A revolutionary breast cream helping mothers continue breastfeeding their newborn children.


The Problem

The American Academy of Pediatrics recommends that infants are exclusively breastfed for the first six months of life, and maintain a diet that includes breastmilk for at least twelve months. However, half of new mothers that begin breastfeeding stop before the recommended time. Nipple pain is significantly associated with early cessation.

“Many people are unaware of the pain associated with breastfeeding. We believe our project will enable mothers to alleviate this pain by utilizing their own breastmilk while bringing awareness to this largely unknown issue.”
— Nicci Cazares

The Solution

To address this issue, this Master of Engineering Capstone Team* developed a process that allows mothers to incorporate their breastmilk into an organic cream base. They’ve come up with both the recipe and a prototype that performs this mixing process. They’re developing a plastic packaging that will contain the cream base to which mothers will add their breastmilk, reseal it, and mix by hand.

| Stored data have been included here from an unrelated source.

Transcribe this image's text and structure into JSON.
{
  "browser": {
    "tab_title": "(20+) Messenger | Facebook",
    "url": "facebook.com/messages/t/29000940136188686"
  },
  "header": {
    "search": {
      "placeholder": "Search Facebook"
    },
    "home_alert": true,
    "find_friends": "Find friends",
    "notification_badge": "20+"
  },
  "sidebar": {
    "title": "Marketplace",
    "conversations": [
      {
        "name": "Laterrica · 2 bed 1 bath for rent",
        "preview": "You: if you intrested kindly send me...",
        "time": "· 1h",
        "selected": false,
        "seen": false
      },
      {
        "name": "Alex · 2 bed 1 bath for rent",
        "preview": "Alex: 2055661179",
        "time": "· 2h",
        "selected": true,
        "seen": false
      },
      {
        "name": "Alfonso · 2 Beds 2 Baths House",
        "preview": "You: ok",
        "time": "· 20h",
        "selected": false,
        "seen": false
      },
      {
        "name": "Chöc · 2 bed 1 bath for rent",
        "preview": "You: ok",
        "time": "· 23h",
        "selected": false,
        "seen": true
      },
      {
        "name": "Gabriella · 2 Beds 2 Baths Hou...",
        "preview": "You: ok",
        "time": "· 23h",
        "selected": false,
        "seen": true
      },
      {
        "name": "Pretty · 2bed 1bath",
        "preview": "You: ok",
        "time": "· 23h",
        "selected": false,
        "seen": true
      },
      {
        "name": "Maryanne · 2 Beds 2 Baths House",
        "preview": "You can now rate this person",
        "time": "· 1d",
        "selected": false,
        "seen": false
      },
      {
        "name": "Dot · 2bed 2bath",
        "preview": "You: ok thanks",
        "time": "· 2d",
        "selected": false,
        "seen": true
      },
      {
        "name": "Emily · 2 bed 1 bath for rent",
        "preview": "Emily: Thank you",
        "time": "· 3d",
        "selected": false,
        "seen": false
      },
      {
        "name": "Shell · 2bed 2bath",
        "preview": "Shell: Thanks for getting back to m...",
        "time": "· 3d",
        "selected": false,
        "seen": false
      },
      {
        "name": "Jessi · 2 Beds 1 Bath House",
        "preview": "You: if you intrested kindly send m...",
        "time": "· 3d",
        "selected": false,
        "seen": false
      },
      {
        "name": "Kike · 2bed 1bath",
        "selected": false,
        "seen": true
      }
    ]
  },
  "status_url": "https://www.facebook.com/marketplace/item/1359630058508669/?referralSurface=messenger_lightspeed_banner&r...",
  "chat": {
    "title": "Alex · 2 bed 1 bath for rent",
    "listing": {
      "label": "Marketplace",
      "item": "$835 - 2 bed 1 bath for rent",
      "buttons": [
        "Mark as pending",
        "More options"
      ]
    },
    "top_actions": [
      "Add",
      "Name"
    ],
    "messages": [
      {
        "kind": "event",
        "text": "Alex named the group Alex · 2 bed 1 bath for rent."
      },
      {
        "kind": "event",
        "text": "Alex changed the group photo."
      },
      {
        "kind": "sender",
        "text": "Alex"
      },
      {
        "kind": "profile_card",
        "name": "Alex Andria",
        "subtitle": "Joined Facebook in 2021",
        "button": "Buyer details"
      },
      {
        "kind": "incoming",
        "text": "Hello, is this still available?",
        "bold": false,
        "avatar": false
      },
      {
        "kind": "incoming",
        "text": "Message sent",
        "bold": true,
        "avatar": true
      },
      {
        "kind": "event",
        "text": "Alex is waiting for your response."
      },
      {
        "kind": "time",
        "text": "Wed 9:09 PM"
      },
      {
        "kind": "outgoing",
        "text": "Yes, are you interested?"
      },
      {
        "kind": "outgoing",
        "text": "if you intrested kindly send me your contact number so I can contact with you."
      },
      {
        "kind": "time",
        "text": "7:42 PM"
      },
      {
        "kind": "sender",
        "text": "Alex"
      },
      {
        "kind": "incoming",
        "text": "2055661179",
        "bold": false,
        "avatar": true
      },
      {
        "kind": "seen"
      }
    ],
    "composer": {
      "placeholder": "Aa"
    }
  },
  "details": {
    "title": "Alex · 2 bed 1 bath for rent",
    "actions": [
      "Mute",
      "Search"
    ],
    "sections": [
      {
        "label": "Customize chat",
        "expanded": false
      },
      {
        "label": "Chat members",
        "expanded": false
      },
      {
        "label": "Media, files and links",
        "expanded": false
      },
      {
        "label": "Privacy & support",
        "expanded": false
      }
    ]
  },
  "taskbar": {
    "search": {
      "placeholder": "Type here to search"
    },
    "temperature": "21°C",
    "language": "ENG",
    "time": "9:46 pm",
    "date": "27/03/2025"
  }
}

Studies show that simply rubbing breastmilk onto the nipple increases the rate of healing for wounds caused by breastfeeding, an improvement from healing creams that contain lanolin, the most popular ingredient in existing nipple creams. A breastmilk based recipe is also an advantage for mothers who are looking for all natural ingredients. Many mothers are concerned that lanolin contains pesticide residues because it is harvested from wool. The team aims to provide mothers with more control over the products they use and to demonstrate the numerous applications of breastmilk.

The cream base consists of coconut oil, cocoa butter, and shea butter. These organically sourced ingredients offer antibacterial, anti-inflammatory, and skin protecting properties, respectively. Currently, no other companies have products that enable mothers to incorporate their breastmilk into a cream. The proof-of-concept prototype has been created and they are planning a study to test the efficacy of the cream.

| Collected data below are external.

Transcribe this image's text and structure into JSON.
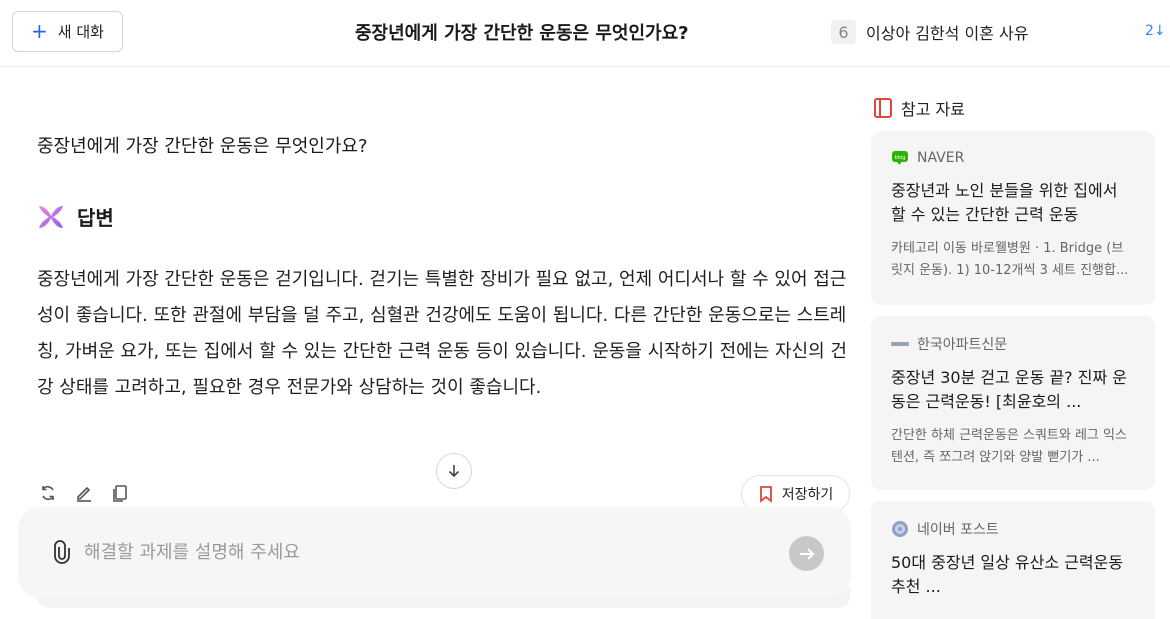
{
  "header": {
    "new_chat_label": "새 대화",
    "title": "중장년에게 가장 간단한 운동은 무엇인가요?",
    "trending": {
      "rank": "6",
      "text": "이상아 김한석 이혼 사유",
      "change": "2↓"
    }
  },
  "conversation": {
    "question": "중장년에게 가장 간단한 운동은 무엇인가요?",
    "answer_title": "답변",
    "answer_body": "중장년에게 가장 간단한 운동은 걷기입니다. 걷기는 특별한 장비가 필요 없고, 언제 어디서나 할 수 있어 접근성이 좋습니다. 또한 관절에 부담을 덜 주고, 심혈관 건강에도 도움이 됩니다. 다른 간단한 운동으로는 스트레칭, 가벼운 요가, 또는 집에서 할 수 있는 간단한 근력 운동 등이 있습니다. 운동을 시작하기 전에는 자신의 건강 상태를 고려하고, 필요한 경우 전문가와 상담하는 것이 좋습니다.",
    "save_label": "저장하기"
  },
  "input": {
    "placeholder": "해결할 과제를 설명해 주세요",
    "value": ""
  },
  "references": {
    "title": "참고 자료",
    "items": [
      {
        "source": "NAVER",
        "title": "중장년과 노인 분들을 위한 집에서 할 수 있는 간단한 근력 운동",
        "desc": "카테고리 이동 바로웰병원 · 1. Bridge (브릿지 운동). 1) 10-12개씩 3 세트 진행합..."
      },
      {
        "source": "한국아파트신문",
        "title": "중장년 30분 걷고 운동 끝? 진짜 운동은 근력운동! [최윤호의 ...",
        "desc": "간단한 하체 근력운동은 스쿼트와 레그 익스텐션, 즉 쪼그려 앉기와 양발 뻗기가 ..."
      },
      {
        "source": "네이버 포스트",
        "title": "50대 중장년 일상 유산소 근력운동 추천 ...",
        "desc": ""
      }
    ]
  },
  "colors": {
    "accent": "#2563eb",
    "bookmark": "#e0443b",
    "card_bg": "#f5f5f5",
    "input_bg": "#f6f6f4"
  }
}
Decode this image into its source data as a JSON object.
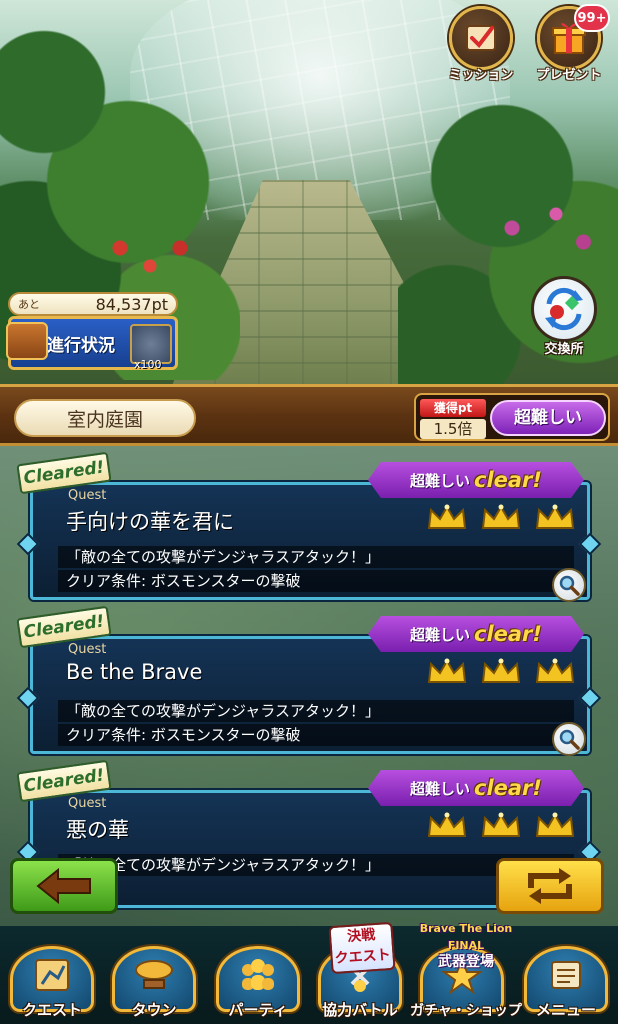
{
  "top_icons": {
    "mission_label": "ミッション",
    "present_label": "プレゼント",
    "present_badge": "99+",
    "exchange_label": "交換所"
  },
  "progress": {
    "ato_label": "あと",
    "points_value": "84,537pt",
    "button_label": "進行状況",
    "reward_count": "x100"
  },
  "area": {
    "name": "室内庭園",
    "pt_label": "獲得pt",
    "pt_multiplier": "1.5倍",
    "difficulty": "超難しい"
  },
  "quests": [
    {
      "cleared_label": "Cleared!",
      "clear_difficulty": "超難しい",
      "clear_text": "clear!",
      "quest_label": "Quest",
      "title": "手向けの華を君に",
      "desc": "「敵の全ての攻撃がデンジャラスアタック！」",
      "condition": "クリア条件: ボスモンスターの撃破",
      "crowns": 3
    },
    {
      "cleared_label": "Cleared!",
      "clear_difficulty": "超難しい",
      "clear_text": "clear!",
      "quest_label": "Quest",
      "title": "Be the Brave",
      "desc": "「敵の全ての攻撃がデンジャラスアタック！」",
      "condition": "クリア条件: ボスモンスターの撃破",
      "crowns": 3
    },
    {
      "cleared_label": "Cleared!",
      "clear_difficulty": "超難しい",
      "clear_text": "clear!",
      "quest_label": "Quest",
      "title": "悪の華",
      "desc": "「敵の全ての攻撃がデンジャラスアタック！」",
      "condition": "",
      "crowns": 3
    }
  ],
  "nav": {
    "items": [
      {
        "label": "クエスト",
        "icon": "quest-map-icon"
      },
      {
        "label": "タウン",
        "icon": "airship-icon"
      },
      {
        "label": "パーティ",
        "icon": "party-icon"
      },
      {
        "label": "協力バトル",
        "icon": "coop-battle-icon"
      },
      {
        "label": "ガチャ・ショップ",
        "icon": "gacha-shop-icon"
      },
      {
        "label": "メニュー",
        "icon": "menu-scroll-icon"
      }
    ],
    "event_tag": {
      "line1": "決戦",
      "line2": "クエスト"
    },
    "gacha_tag": {
      "line1": "Brave The Lion",
      "line2": "FINAL",
      "line3": "武器登場"
    }
  },
  "colors": {
    "quest_border": "#4db7d8",
    "difficulty_purple": "#7e22b8",
    "crown_gold": "#f2c321",
    "back_button_green": "#3f9a18",
    "sort_button_yellow": "#e6a30f"
  }
}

*A core part of the UC Berkeley Masters of Engineering experience is the Capstone Project, where students develop real-world solutions to address crucial industry, market or societal needs.

breastmilk (left and center); unmixed cream base with breastmilk (right)
The package can be cut so that the cream can be used immediately from the packaging or the cream can be transferred to a jar. Both Images on the left and right show the finished product.

Meet the Team

The team members from left to right are Hao Gong, Maya Mason, and Nicci Cazares.

Hao Gong is a pursing a Masters in Bioengineering with a bachelor’s degree in food science, focusing on biochemistry. Her primary interest is infant health and food related products that affect infant health.

Maya Mason is a candidate for a Masters in Bioengineering. She is interested in biotechnology consulting as a method to increase the adoption of innovative technologies.

Nicci Cazares is completing her Masters in Mechanical Engineering with a concentration in Product Design. She is excited for the opportunity to work on a device for women — a device that her close friends, family, or even herself could use in the future.